After, we lie in dampened silence, the sheets wet from his tears, our sweat, from me, from him. Outside, the fingers of rain tapping against the glass slow, then stop. That’s how it is during monsoon season: as quickly as the clouds gather, the sky clears. His crying is the same. He too bursts, then breaks. His eyes turn faucet-off. He wipes a sleeve across his face, clears his throat, doesn’t sniff a single sniffle. You’d never guess he’d just been stutter-sobbing, although sometimes the puddles at his feet give it away. In the morning, the rain has already evaporated, and he won’t talk about the geysers sprung from his eyes. Patiently, I await his next downpour.
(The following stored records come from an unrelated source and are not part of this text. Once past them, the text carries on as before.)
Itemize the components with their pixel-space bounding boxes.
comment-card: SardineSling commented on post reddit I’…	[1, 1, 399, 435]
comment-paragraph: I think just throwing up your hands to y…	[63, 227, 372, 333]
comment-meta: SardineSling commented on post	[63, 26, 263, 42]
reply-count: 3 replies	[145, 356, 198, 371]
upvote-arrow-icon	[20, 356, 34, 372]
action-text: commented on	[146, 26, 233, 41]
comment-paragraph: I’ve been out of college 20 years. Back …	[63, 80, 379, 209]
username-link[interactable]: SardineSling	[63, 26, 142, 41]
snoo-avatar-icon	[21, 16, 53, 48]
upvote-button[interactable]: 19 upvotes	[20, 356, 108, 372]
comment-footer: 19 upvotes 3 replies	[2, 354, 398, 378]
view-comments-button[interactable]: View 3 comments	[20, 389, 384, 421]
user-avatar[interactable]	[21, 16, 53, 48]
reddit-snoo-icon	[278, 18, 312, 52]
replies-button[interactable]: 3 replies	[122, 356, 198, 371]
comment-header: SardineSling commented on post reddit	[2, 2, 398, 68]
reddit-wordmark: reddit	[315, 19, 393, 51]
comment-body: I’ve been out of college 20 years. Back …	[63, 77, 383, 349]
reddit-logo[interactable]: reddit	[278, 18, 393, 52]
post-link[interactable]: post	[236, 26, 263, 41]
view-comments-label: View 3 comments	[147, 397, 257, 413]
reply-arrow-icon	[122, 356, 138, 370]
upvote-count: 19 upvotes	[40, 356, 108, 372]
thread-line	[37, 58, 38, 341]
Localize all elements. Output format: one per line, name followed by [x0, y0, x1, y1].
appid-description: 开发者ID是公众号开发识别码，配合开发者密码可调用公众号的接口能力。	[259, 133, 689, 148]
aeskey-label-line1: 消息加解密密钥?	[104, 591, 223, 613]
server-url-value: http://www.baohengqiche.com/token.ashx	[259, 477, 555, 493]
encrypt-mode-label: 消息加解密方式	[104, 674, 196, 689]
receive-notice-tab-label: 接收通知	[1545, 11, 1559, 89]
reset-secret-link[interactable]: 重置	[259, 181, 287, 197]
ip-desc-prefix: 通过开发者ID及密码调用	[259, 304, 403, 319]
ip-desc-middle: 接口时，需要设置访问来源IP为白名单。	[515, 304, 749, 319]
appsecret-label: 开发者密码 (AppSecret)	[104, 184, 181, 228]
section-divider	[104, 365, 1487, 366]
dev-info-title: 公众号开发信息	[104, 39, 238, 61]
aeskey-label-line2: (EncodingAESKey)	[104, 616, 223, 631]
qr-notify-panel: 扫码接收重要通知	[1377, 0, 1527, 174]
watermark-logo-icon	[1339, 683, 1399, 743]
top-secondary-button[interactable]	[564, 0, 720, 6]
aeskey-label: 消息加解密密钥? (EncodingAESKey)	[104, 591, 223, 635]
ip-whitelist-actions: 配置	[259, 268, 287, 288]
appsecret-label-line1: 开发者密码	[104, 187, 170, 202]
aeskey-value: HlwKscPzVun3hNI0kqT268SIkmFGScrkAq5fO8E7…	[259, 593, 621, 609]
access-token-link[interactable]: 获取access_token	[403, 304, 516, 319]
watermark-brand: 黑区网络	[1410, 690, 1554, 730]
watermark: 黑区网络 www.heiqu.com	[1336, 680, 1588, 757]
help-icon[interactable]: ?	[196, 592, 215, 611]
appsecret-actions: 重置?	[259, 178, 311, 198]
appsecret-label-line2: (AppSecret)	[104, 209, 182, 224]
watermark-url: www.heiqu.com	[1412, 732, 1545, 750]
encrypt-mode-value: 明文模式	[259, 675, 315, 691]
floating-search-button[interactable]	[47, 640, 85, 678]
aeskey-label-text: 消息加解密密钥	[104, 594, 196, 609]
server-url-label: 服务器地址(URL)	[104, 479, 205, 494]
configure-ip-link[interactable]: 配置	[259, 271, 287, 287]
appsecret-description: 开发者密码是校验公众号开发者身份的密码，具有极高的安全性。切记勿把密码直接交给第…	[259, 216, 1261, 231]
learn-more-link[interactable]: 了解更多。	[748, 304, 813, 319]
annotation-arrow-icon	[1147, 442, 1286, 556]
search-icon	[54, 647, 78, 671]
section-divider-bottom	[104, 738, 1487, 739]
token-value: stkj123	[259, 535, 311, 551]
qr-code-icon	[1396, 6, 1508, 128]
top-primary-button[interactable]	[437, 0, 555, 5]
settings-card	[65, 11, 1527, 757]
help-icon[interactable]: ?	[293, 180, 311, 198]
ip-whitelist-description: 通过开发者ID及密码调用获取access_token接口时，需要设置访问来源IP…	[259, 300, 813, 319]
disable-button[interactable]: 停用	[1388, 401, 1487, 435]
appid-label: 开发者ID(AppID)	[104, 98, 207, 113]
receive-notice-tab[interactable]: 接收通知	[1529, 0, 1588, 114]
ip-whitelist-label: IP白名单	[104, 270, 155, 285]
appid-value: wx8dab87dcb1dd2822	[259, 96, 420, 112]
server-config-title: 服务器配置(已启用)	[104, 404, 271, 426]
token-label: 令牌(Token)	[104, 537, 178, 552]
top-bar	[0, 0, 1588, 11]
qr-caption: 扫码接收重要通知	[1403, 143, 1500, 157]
Come October, monsoon season ends. The specter of clouds dissipates. The rains stop coming. He stops crying. He becomes the hard, stoic man his boys at the shop know. I sip strawberry lemonade on our porch. He’s not home. Working late again, or at the bar. I look out across the cracked landscape, the rash of mountains on the horizon. I rub lotion up and down my arms, Chapstick my lips. Everything, all the world, gone dry, dry, dry. You know, I can’t remember the last time I cried.